99. The method of any one of claims 92 to 98, further comprising administering to the subject an additional anti-cancer therapy.

100. The method of claim 99, wherein the additional anti-cancer therapy comprises a chemotherapy, an immunotherapy, a surgery, a radiotherapy, or any combination thereof.

101. The method of claim 99 or 100, wherein the additional anti-cancer therapy comprises a standard of care therapy.

102. The method of any one of claims 99 to 101, wherein the additional anti-cancer therapy comprises a checkpoint inhibitor.

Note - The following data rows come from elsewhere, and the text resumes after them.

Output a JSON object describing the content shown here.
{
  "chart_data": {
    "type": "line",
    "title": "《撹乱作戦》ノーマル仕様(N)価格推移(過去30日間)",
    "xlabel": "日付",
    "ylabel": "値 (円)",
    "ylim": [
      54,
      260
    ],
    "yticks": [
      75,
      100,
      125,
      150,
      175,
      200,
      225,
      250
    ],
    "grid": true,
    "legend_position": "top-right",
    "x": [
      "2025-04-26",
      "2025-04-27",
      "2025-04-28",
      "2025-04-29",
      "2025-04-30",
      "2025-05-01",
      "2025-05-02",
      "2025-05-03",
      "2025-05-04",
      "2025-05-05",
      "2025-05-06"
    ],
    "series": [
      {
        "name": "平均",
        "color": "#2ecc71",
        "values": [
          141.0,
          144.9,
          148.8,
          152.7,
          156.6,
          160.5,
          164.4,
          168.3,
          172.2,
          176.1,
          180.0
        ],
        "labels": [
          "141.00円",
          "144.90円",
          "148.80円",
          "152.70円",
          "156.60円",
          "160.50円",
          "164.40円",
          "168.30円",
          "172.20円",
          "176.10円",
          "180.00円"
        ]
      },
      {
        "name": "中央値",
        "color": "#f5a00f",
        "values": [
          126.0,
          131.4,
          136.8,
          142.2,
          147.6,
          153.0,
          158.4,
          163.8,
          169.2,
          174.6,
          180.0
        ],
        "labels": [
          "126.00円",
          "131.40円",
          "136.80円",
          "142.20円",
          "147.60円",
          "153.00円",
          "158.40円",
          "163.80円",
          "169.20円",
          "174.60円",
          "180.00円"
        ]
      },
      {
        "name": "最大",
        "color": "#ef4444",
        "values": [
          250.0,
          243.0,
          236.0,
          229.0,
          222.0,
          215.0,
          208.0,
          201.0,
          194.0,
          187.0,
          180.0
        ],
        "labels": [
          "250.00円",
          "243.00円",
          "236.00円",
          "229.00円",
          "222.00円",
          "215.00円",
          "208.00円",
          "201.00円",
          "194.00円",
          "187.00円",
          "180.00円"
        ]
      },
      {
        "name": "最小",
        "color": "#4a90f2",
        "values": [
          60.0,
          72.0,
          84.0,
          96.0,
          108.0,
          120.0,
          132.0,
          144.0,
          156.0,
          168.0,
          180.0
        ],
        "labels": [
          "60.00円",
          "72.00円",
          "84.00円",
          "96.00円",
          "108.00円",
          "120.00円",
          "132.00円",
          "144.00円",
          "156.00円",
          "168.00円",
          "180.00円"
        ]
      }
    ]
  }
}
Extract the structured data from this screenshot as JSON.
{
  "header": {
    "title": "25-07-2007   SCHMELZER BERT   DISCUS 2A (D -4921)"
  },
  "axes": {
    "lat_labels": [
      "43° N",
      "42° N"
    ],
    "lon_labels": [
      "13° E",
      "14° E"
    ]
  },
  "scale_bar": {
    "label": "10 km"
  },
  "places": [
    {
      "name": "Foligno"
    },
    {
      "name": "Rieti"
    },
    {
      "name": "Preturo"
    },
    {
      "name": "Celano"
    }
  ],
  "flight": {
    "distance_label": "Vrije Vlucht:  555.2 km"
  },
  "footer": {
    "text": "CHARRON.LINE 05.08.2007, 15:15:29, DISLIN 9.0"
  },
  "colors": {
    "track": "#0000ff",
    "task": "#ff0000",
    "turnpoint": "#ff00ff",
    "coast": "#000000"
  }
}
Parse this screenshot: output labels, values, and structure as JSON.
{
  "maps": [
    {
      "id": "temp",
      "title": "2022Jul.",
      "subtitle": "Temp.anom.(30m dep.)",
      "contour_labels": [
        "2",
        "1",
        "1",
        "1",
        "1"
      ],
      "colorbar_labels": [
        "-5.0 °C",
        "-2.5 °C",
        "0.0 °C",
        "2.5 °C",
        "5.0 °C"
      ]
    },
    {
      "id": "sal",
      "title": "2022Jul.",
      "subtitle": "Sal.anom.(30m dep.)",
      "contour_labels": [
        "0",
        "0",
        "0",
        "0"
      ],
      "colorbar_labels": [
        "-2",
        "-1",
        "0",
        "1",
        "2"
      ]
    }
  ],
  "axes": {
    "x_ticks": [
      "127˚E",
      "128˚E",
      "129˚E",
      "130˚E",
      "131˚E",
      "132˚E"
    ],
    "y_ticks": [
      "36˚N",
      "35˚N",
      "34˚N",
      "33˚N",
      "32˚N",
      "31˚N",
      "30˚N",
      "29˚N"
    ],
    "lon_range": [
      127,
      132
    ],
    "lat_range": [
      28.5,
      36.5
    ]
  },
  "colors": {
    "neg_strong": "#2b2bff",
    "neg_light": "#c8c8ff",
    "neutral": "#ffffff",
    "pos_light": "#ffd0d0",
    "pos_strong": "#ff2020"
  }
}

103. The method of any one of claims 99 to 102, wherein the additional anti-cancer therapy comprises an antibody or an antigen binding portion thereof that specifically binds a protein selected from Inducible T cell Co-Stimulator (ICOS), CD137 (4-1BB), CD134 (0X40), NKG2A, CD27, CD96, Glucocorticoid-Induced TNFR-Related protein (GITR), and Herpes Virus Entry Mediator (HVEM), Programmed Death- 1 (PD-1), Programmed Death Ligand- 1 (PD-L1), CTLA-4, B and T Lymphocyte Attenuator (BTLA), T cell Immunoglobulin and Mucin domain-3 (TIM-3), Lymphocyte Activation Gene-3 (LAG-3), adenosine A2a receptor (A2aR), Killer cell Lectin-like Receptor G1 (KLRG-1), Natural Killer Cell Receptor 2B4 (CD244), CD 160, T cell Immunoreceptor with Ig and ITIM domains (TIGIT), and the receptor for V-domain Ig Suppressor of T cell Activation (VISTA), KIR, TGFP, IL-10, IL-8, B7-H4, Fas ligand, CXCR4, mesothelin, CEACAM-1, CD52, HER2, and any combination thereof.

104. The method of claim 103, wherein the anti-PD-1 antibody comprises nivolumab or pembrolizumab.